The truth is Donald Trump did not win the 2020 presidential election; in fact, it was not particularly close. Trump lost the popular vote by more than 7 million votes. As reported, 81,283,563 (51.3%) Americans voted for Joe Biden and Kamala Harris, while 74,223,433 (46.8%) Americans voted for Donald Trump and Mike Pence (The New York Times). The Electoral College vote was not close: 306 electoral votes (56.9%) for Biden-Harris, 232 electoral votes (43.1%) for Trump-Pence (National Archives). No substantive fraud that would change the outcome of the election has been found. These indisputable facts have been validated in courts and certified by Congress; anything to the contrary is a lie. Moreover, any effort to elevate the 74 million voters at the expense of the 81 million voters is also dishonest and pandering.

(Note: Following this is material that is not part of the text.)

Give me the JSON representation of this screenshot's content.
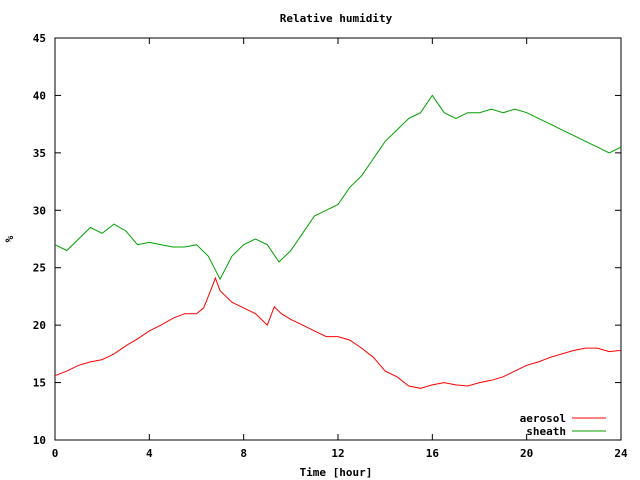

This contemplation concludes with an acknowledgement that we have much work to do for an America precariously perched on a big question about the path we take, that of January 6th or that of January 20th. The former can only lead to a brutal recycling of the worst in our past; it points to something that looks awfully similar to 1861. The latter, if we look far enough ahead, leads towards the more perfect union promised in our founding document but not yet achieved. We can recognize the paradox in the America that we are without diminishing or denigrating ourselves. We can be the Nation founded upon the grandest of principles notwithstanding the fact that the Founders were imperfect men, many of whom brutally enslaved their fellow humans.
Down the path lighted by the inaugural messages is true exceptionalism in becoming the first nation in human history to share power across racial, ethnic and gender fault lines; humankind’s first completely democratic republic (NPR Morning Edition, Nov. 3, 2020). One necessity implicit in successful navigation is the participation of American agriculture writ large. From property rights to regulatory exemptions and direct federal assistance, the system bestows a disproportionate share of society’s benefits on a sector that bears a disparate share of the Nation’s most troublesome historical baggage. Without the capability to feed itself, however, no society can succeed or long survive. This reality is no free pass from responsibility in these matters but rather an appeal for it. It is time for those of goodwill and reason to choose to help lead the effort to heal and repair; to add their shoulders to the burden of restoring trust in the system; to lend their hands to the task of building a more perfect union that lives up to its principles and meets its promise.